Many young voters are interested in political issues and do want to participate in voting but often don’t have the knowledge or access to resources on how to register or vote.
The rise of unaffiliated young voters
Voters under the age of 42 are driving the rise of the unaffiliated voter status in North Carolina.
“These two generations are recognized as the most racially diverse, and Gen Z will probably be the most educated generation of any generation in U.S. history,” said Bitzer, “and if you look at the Gen Z cohort, at present they are getting close to 50% registered, unaffiliated status.”
In the past, the silent (the cohort that preceded baby boomers), boomer and Generation X blocs of voters were more evenly divided in their partisan identification, according to a Pew Research Center report on partisanship across generations.

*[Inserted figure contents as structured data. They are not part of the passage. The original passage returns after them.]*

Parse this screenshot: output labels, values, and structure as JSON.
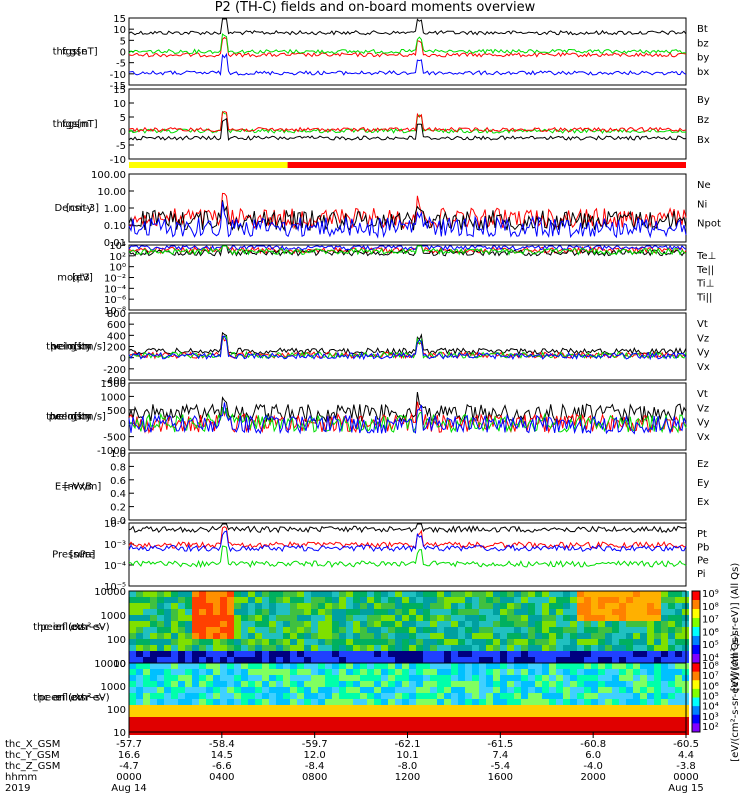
{
  "title": "P2 (TH-C) fields and on-board moments overview",
  "chart_data": {
    "type": "line",
    "title": "P2 (TH-C) fields and on-board moments overview",
    "panels": [
      {
        "id": "fgs_gse",
        "ylabel": [
          "thc",
          "fgs",
          "gse",
          "[nT]"
        ],
        "ylim": [
          -15,
          15
        ],
        "ticks": [
          "15",
          "10",
          "5",
          "0",
          "-5",
          "-10",
          "-15"
        ],
        "series": [
          {
            "name": "Bt",
            "color": "#000000"
          },
          {
            "name": "bz",
            "color": "#ff0000"
          },
          {
            "name": "by",
            "color": "#00dd00"
          },
          {
            "name": "bx",
            "color": "#0000ff"
          }
        ]
      },
      {
        "id": "fgs_gsm",
        "ylabel": [
          "thc",
          "fgs",
          "gsm",
          "[nT]"
        ],
        "ylim": [
          -15,
          15
        ],
        "ticks": [
          "15",
          "10",
          "5",
          "0",
          "-5",
          "-10"
        ],
        "series": [
          {
            "name": "By",
            "color": "#00dd00"
          },
          {
            "name": "Bz",
            "color": "#ff0000"
          },
          {
            "name": "Bx",
            "color": "#000000"
          }
        ]
      },
      {
        "id": "density",
        "ylabel": [
          "Density",
          "[cm-3]"
        ],
        "scale": "log",
        "ticks": [
          "100.00",
          "10.00",
          "1.00",
          "0.10",
          "0.01"
        ],
        "series": [
          {
            "name": "Ne",
            "color": "#ff0000"
          },
          {
            "name": "Ni",
            "color": "#000000"
          },
          {
            "name": "Npot",
            "color": "#0000ff"
          }
        ]
      },
      {
        "id": "temp",
        "ylabel": [
          "moqt3",
          "[eV]"
        ],
        "scale": "log",
        "ticks": [
          "10⁴",
          "10²",
          "10⁰",
          "10⁻²",
          "10⁻⁴",
          "10⁻⁶",
          "10⁻⁸"
        ],
        "series": [
          {
            "name": "Te⊥",
            "color": "#ff0000"
          },
          {
            "name": "Te||",
            "color": "#000000"
          },
          {
            "name": "Ti⊥",
            "color": "#0000ff"
          },
          {
            "name": "Ti||",
            "color": "#00dd00"
          }
        ]
      },
      {
        "id": "ivel",
        "ylabel": [
          "thc",
          "peim",
          "velocity",
          "gsm",
          "[km/s]"
        ],
        "ylim": [
          -400,
          800
        ],
        "ticks": [
          "800",
          "600",
          "400",
          "200",
          "0",
          "-200",
          "-400"
        ],
        "series": [
          {
            "name": "Vt",
            "color": "#000000"
          },
          {
            "name": "Vz",
            "color": "#ff0000"
          },
          {
            "name": "Vy",
            "color": "#00dd00"
          },
          {
            "name": "Vx",
            "color": "#0000ff"
          }
        ]
      },
      {
        "id": "evel",
        "ylabel": [
          "thc",
          "peem",
          "velocity",
          "gsm",
          "[km/s]"
        ],
        "ylim": [
          -1000,
          1500
        ],
        "ticks": [
          "1500",
          "1000",
          "500",
          "0",
          "-500",
          "-1000"
        ],
        "series": [
          {
            "name": "Vt",
            "color": "#000000"
          },
          {
            "name": "Vz",
            "color": "#ff0000"
          },
          {
            "name": "Vy",
            "color": "#00dd00"
          },
          {
            "name": "Vx",
            "color": "#0000ff"
          }
        ]
      },
      {
        "id": "efield",
        "ylabel": [
          "E=-VxB",
          "[mV/m]"
        ],
        "ylim": [
          0,
          1
        ],
        "ticks": [
          "1.0",
          "0.8",
          "0.6",
          "0.4",
          "0.2",
          "0.0"
        ],
        "series": [
          {
            "name": "Ez",
            "color": "#ff0000"
          },
          {
            "name": "Ey",
            "color": "#00dd00"
          },
          {
            "name": "Ex",
            "color": "#0000ff"
          }
        ]
      },
      {
        "id": "pressure",
        "ylabel": [
          "Pressure",
          "[nPa]"
        ],
        "scale": "log",
        "ticks": [
          "10⁻²",
          "10⁻³",
          "10⁻⁴",
          "10⁻⁵"
        ],
        "series": [
          {
            "name": "Pt",
            "color": "#000000"
          },
          {
            "name": "Pb",
            "color": "#ff0000"
          },
          {
            "name": "Pe",
            "color": "#00dd00"
          },
          {
            "name": "Pi",
            "color": "#0000ff"
          }
        ]
      },
      {
        "id": "ion_spec",
        "type": "heatmap",
        "ylabel": [
          "thc",
          "peir",
          "en",
          "eflux",
          "eV",
          "(cm²-s-",
          "sr-eV)"
        ],
        "ticks": [
          "10000",
          "1000",
          "100",
          "10"
        ]
      },
      {
        "id": "elec_spec",
        "type": "heatmap",
        "ylabel": [
          "thc",
          "peer",
          "en",
          "eflux",
          "eV",
          "(cm²-s-",
          "sr-eV)"
        ],
        "ticks": [
          "10000",
          "1000",
          "100",
          "10"
        ]
      }
    ],
    "colorbars": [
      {
        "label": "[eV/(cm²-s-sr-eV)] (All Qs)",
        "ticks": [
          "10⁹",
          "10⁸",
          "10⁷",
          "10⁶",
          "10⁵",
          "10⁴"
        ]
      },
      {
        "label": "[eV/(cm²-s-sr-eV)] (All Qs)",
        "ticks": [
          "10⁸",
          "10⁷",
          "10⁶",
          "10⁵",
          "10⁴",
          "10³",
          "10²"
        ]
      }
    ],
    "x_axis": {
      "row_labels": [
        "thc_X_GSM",
        "thc_Y_GSM",
        "thc_Z_GSM",
        "hhmm",
        "2019"
      ],
      "ticks": [
        {
          "vals": [
            "-57.7",
            "16.6",
            "-4.7",
            "0000",
            "Aug 14"
          ]
        },
        {
          "vals": [
            "-58.4",
            "14.5",
            "-6.6",
            "0400",
            ""
          ]
        },
        {
          "vals": [
            "-59.7",
            "12.0",
            "-8.4",
            "0800",
            ""
          ]
        },
        {
          "vals": [
            "-62.1",
            "10.1",
            "-8.0",
            "1200",
            ""
          ]
        },
        {
          "vals": [
            "-61.5",
            "7.4",
            "-5.4",
            "1600",
            ""
          ]
        },
        {
          "vals": [
            "-60.8",
            "6.0",
            "-4.0",
            "2000",
            ""
          ]
        },
        {
          "vals": [
            "-60.5",
            "4.4",
            "-3.8",
            "0000",
            "Aug 15"
          ]
        }
      ]
    },
    "mode_bar": [
      {
        "start_hhmm": "0000",
        "end_hhmm": "0650",
        "color": "#ffff00"
      },
      {
        "start_hhmm": "0650",
        "end_hhmm": "2400",
        "color": "#ff0000"
      }
    ]
  }
}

With millennials, the divide grew, with more than 51% identifying as Democrats and 35% identifying as Republicans, according to the report.
“In the U.S., we have never seen that big of a partisan gap in generational politics,” Bitzer said.
Table 2: Generation Cohort by Party Registration, 2008-2020. Source: “The Rise of the Unaffiliated Voter in North Carolina”
White North Carolinians make up the largest percentage of unaffiliated voters, at 66% in 2020, according to a 2020 study on unaffiliated North Carolina voters.
Young voters are less invested in political parties and candidates than the issues that are important to them such as gun violence, the environment and reproductive rights, among others, according to Gilligan.
“There is a party preference, but that’s not the driving force, and they’re not interested in candidates in the same way that older generations are,” Gilligan said. “There’s a stark divide between the two parties on important issues, and it’s those issues that drive young votes.”
Cooper has also seen, through his research into young unaffiliated voters, that many young voters are increasingly choosing to not identify with political parties.
“Young people are just more distrustful of political parties,” he said. “But part of this is also that our primaries are now open to unaffiliated voters, whereas in the past if you registered as unaffiliated, you were shut out of the party primaries.”
Bitzer sees the rise of unaffiliated voters to be a response to the deep partisan divide in the country.
“I think the rise of the unaffiliated younger vote among Gen Z is just a classic response to their political environment,” he said.
“By registering unaffiliated, they are saying we don’t want any labels associated with us.”
Youth voters pose a threat to conservative leaders
In April, Cleta Mitchell, a conservative lawyer and Republican legal strategist who recently moved to North Carolina, was reported to be planning to limit voter access and turnout for young voters and students in North Carolina and other states.
“Conservatives must band together to limit voting on college campuses, same-day voter registration and automatic mailing of ballots to registered voters,” she said. “Our constitutional republic’s survival is at stake.”
Mitchell was a key figure in the attempt to reverse the 2020 presidential election and runs the Election Integrity Network at the Conservative Partnership Institute, a coalition of conservative leaders and citizens.
If young people voted at the same rates as older voters, it would change who gets elected, Cooper said.
“Voters under the age of 40 are turning against Republican orthodoxy, philosophy, ideology and policy perspectives,” Bitzer said. “I think the overall generational dynamics at play here in North Carolina point to a real problem for the Republican Party among younger voters.”
Various voter suppression methods are being proposed for this reason to keep turnout lower in the younger demographic, he said.
Carolina Public Press contacted Mitchell to ask her about these comments and proposed measures to suppress young voters but didn’t receive a response.
“The fact that they’re paying this much attention to try and suppress young people’s votes tells you that it’s something of importance,” Gilligan said, commenting on Mitchell’s statements about youth voters.
“I think that through oppressive policies they’re trying to get rid of democracy.”